Police and prosecutors in NSW have a large amount of discretionary power: they can choose whether or not charges can be dropped or reduced, and whether a case will proceed to a defended local court hearing.
In any given situation police have a large amount of discretion to exercise their power.
But what happens when their judgment is inappropriate?
One NSW magistrate was astonished that a case heard in her court had made it as far as the courthouse at all.
One woman, Claudia Fleurs wrote about her misadventure.
She was a writer and was rushing into court to cover a case for a news story she was writing.
Claudia had inadvertently brought a small pocket knife and canister of pepper spray with her to court.
Security detected the items when her bags were scanned at the security checkpoint at the entrance of the court building.
They took her name and details and said they would forward it on to police.
Claudia assumed it was just routine.
She was later shocked to find out how the whole thing had been blown out of proportion.
Months later after Claudia had forgotten about the incident, her father received a phone call. The police were looking for her.
Claudia was asked to come in for an interview at a police station and finally wound up in court, facing a potential criminal record and even a prison sentence!
She had bought the canister pepper spray while in WA, where it is legal to possess it.
She had been travelling through a relatively isolated area and out of mobile phone reception and was recommended to buy a small canister by a shop assistant.
NSW police charged her with “possession of a prohibited weapon” for the knife she used to chop up her food, and additionally with “carrying a knife in court premises.”
Fortunately for Claudia, the magistrate was more than sympathetic: she expressed her outrage that the matter was even prosecuted let alone gone all the way to a defended hearing!
This was clearly not a case that should have ended up in court.
Over-vigilant policing and the inappropriate use of discretion leading up to hearing is of real concern.
A person is normally charged with a criminal offence if police have a reasonable suspicion that an offence has occurred.
However, not every case is prosecuted to the full extent of the law, nor should it be.
There is no rule that every alleged offence must be prosecuted and that has never been the way the law works here.
There are many steps in between when police become aware of a possible offence being committed and the matter ending up at a defended hearing.
According to the Prosecution Guidelines, the prosecution ought to consider several factors before they bring a case to hearing.
While public interest is the primary consideration there are many factors that must be considered before a case is brought to court.
To make it to court the prosecution must ensure that there will be enough admissible evidence to prove each element in the offence.
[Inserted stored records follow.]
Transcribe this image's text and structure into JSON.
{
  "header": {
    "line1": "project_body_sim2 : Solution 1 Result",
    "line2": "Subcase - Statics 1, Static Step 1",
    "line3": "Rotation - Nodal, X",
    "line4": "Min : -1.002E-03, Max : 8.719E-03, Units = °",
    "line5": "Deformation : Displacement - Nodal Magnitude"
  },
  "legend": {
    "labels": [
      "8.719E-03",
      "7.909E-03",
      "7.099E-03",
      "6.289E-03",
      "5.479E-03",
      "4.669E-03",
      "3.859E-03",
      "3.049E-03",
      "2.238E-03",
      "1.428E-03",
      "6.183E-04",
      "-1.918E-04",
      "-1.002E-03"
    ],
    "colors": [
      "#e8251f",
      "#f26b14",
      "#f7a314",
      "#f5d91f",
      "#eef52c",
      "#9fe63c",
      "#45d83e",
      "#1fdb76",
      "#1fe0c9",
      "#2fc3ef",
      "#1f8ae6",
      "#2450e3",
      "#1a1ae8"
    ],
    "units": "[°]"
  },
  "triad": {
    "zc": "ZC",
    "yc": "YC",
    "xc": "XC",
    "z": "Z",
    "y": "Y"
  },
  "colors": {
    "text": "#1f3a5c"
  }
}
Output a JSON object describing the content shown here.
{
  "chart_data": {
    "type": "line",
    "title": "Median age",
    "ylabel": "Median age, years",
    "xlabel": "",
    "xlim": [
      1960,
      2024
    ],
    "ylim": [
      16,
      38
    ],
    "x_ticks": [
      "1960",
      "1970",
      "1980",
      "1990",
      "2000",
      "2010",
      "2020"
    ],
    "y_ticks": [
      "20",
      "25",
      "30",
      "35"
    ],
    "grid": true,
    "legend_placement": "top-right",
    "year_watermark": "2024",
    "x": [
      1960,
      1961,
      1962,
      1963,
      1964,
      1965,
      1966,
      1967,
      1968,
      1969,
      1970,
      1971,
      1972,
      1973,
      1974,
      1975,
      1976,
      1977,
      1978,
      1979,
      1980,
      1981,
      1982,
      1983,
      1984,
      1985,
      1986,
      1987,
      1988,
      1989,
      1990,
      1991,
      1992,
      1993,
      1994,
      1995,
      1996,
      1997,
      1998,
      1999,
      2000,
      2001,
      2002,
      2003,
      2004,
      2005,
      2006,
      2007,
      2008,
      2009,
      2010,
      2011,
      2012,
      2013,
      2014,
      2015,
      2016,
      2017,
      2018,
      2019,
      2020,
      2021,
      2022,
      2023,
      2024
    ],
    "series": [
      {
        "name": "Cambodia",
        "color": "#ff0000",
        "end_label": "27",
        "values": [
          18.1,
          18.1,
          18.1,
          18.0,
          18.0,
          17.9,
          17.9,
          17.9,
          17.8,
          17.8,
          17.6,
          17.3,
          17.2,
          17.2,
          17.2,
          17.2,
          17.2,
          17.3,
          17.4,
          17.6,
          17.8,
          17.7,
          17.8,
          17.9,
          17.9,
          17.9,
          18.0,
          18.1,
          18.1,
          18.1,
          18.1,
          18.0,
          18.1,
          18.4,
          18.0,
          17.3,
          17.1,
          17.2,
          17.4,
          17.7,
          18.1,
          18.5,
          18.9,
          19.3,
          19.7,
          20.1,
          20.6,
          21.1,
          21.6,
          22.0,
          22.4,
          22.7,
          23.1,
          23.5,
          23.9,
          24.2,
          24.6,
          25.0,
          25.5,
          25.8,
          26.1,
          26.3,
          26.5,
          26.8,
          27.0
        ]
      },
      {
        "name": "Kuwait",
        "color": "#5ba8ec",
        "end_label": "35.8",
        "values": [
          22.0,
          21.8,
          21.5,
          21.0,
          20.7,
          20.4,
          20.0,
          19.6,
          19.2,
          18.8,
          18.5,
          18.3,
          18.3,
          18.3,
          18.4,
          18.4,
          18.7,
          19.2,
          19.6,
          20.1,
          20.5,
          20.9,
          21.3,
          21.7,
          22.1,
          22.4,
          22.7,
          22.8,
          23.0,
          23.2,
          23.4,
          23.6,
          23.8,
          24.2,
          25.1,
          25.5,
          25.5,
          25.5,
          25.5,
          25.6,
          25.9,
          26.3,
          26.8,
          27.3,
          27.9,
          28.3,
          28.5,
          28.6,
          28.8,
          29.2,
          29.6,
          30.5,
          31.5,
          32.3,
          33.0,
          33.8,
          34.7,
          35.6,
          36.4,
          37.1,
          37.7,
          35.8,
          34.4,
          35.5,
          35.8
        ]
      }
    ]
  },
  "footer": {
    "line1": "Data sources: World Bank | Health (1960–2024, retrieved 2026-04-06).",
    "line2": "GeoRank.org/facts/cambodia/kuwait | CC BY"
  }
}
Secondly must also be a reasonable prospect of conviction by– the prosecution cannot bring hopeless cases to court. Nor should they bring a case to hearing where there is a high chance that the defendant will establish a valid defence – such as having the knife for a lawful purpose.
But the third consideration when deciding whether or not a case will go to hearing is entirely discretionary.
If these discretionary factors dictate that the matter should not proceed in the public interest, the case should be dropped.
While the complete list of factors is lengthy, the police discretion can be generally summarised to assess the following factors:
- How serious the offence was, including harm to the victim and degree of violence used;
- Whether a prosecution would be counterproductive;
- Whether a fair trial is possible in the circumstances;
- The background of the offender including their age, health, maturity, intelligence, any disabilities and criminal record;
- The length and expense of the trial;
- Whether there are other alternatives available instead of prosecution;
- Whether the offence is a general public concern;
- Whether there are appropriate sentencing options;
- The degree of culpability of the accused and any aggravating or mitigating factors; or
- Whether proceedings would be unduly harsh or oppressive
Unfortunately it still happens that cases reach the courts like, in Claudia’s case, should never have ended up there in the first place.
What had started out as an honest mistake turned into a nightmare that could have had life-changing consequences.
Even Claudia herself, the possessor of a law degree, never thought that the case would have gone to hearing.
She believed that someone higher up the chain of command would have stopped the proceedings before she ever received summons.
While some level of police and prosecution discretion is undoubtedly an important and necessary part of the job, there are definitely instances where it has been used inappropriately.
If you are charged with a trivial offence or feel that your case should not proceed, a good criminal defence lawyer may be able to persuade police to drop the charge by writing a letter formally requesting withdrawal.
That letter is called ‘representations’ and can be followed-up with negotiations for withdrawal.
If police still want to proceed with the case, a good lawyer may be able to have legal costs awarded in your favour after the case is thrown out of court.